An independent free weekly newspaper distributed along one of London’s longest roads has passed the sixmonth barrier.
The owners of the Green Lanes Express say the paper is in good shape financially and looking to expand.
It has a distribution of 35,000 and goes out along the eight-mile length of Green Lanes through a combination of newsagent pick-up points and home delivery.
Green Lanes starts on the edge of Islington and runs north through the boroughs of Hackney and Haringey to the edge of Enfield.
The paper was launched by editor Derya Filiz with backing from Ercan Vuranlar, who established London Turkish newspaper Olay until he sold it two years ago.
Filiz, 28, has three and a half years’ experience in journalism and has worked on The Observer, The Independent and the Evening Standard.
She said: “We were looking at local newspapers and found that they were very staid in design and what they were reporting.”

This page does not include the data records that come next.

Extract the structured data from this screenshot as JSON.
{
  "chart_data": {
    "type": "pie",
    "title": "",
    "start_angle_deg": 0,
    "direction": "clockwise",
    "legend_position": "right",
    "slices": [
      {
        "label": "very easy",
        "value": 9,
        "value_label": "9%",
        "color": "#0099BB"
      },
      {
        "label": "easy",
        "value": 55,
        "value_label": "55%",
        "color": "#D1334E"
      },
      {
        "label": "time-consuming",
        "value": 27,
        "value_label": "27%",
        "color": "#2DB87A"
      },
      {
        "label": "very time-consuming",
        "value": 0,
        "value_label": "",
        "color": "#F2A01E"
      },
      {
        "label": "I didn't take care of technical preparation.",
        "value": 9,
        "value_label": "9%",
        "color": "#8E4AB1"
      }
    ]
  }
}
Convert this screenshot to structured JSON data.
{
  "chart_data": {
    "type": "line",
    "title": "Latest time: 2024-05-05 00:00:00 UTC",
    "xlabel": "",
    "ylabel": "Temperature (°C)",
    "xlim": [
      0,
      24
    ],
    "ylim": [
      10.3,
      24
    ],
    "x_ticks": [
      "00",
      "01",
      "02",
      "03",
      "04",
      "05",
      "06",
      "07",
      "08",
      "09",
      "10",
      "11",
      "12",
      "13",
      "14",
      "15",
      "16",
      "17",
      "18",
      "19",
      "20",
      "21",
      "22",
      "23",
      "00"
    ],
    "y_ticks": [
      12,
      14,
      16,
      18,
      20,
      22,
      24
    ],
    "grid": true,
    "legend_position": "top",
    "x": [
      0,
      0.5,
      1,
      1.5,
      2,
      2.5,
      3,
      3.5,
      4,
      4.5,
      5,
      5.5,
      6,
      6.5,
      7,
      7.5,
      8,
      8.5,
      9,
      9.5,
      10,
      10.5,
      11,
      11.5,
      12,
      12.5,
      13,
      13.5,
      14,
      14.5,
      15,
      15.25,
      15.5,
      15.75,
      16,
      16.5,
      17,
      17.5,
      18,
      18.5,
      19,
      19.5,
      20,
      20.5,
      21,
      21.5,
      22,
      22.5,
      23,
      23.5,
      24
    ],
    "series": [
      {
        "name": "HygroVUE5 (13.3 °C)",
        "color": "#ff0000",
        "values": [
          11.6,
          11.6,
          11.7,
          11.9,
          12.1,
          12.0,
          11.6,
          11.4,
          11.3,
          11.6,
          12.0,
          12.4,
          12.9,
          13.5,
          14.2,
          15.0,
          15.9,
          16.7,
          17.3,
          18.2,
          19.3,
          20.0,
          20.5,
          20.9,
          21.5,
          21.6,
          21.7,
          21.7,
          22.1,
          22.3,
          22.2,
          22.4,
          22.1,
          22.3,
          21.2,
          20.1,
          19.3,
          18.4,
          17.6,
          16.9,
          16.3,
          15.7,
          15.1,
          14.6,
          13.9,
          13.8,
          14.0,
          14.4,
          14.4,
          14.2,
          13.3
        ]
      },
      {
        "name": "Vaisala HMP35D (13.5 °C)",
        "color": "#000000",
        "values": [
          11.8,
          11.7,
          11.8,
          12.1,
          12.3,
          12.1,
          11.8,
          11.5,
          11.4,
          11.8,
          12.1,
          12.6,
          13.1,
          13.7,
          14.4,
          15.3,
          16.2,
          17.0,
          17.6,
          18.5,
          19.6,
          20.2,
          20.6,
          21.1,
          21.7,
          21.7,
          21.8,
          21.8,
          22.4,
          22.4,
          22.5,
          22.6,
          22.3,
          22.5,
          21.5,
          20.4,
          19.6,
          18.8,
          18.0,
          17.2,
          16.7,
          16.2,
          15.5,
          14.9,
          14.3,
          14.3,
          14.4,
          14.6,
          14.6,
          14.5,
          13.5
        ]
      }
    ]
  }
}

She said she saw a gap in the market for a paper that cut across traditional London borough boundaries. Big advertisers already investing in the paper include the London boroughs of Enfield and Haringey, bus company Arriva and the NHS.
The Green Lanes Express has two full-time editorial staff, two full-time sales people and a designer.
Filiz said: “We’ve had some fantastic stories. There’s so much going on in this part of London. Princess Anne visited a community hall in May and we were the only local newspaper there.
On the same day we had Princess Anne on the front, one other local paper had a picture of some ducks.”
Filiz said her paper intended to “unite all the people of Green Lanes, regardless of age, colour, ethnicity, religion and social class”.